China’s Beijing Automotive Industry Holding (BAIC) said intellectual property rights concerns were to blame for its failure to reach agreement with General Motors on the sale of the US firm’s Opel unit.
General Motors said Thursday that it was no longer in talks with BAIC on the sale of its European unit Opel, based in Germany, leaving just Canadian auto parts maker Magna and Belgium-based RHJ International in the race.
“We had kept communications with the US General Motors in the negotiations on intellectual property rights issues… Regrettably, both parties failed to reach agreement on this issue,” BAIC said in a statement.
“We understand and respect GM’s choice,” it said.
BAIC did not elaborate on the exact nature of the property rights concerns, except to say that it had planned to combine its knowledge about the Chinese market and Opel’s strength in research and development.
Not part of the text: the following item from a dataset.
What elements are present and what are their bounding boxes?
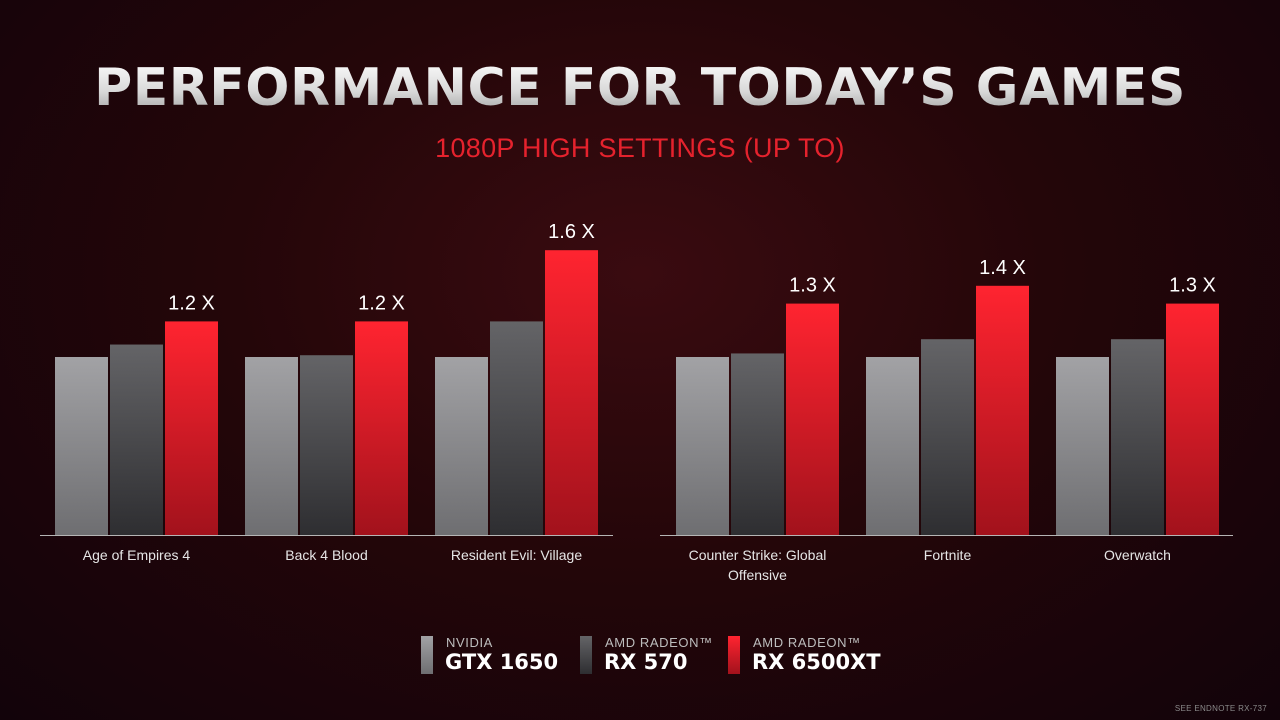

“(We) would maintain GM’s stake in Opel to the largest extent, ensure Opel’s market share in Europe and support Opel’s expansion into the Chinese market,” it said.
A spokesman for German Chancellor Angela Merkel has said Berlin hopes to thrash out an agreement with GM in the next few weeks.
Berlin favours the Magna bid, as do regional German governments involved in the talks and powerful unions.
While the final decision lies with GM, the German government is set to stump up billions of euros (dollars) in loan guarantees to sweeten any takeover deal in a bid to save tens of thousands of jobs.
BAIC had offered 660 million euros for a 51 percent stake and wanted considerably less than rival bidders — 2.6 billion euros — in German government guarantees.
However, it was always seen as the least favoured bidder.
Analysts have doubted BAIC’s ability to take over and run a global brand, citing the failure by China’s largest carmaker, SAIC Motor, to handle South Korea’s Ssangyong Motor, in which SAIC had taken a 51.3 percent stake.
Ssangyong filed for bankruptcy protection in January.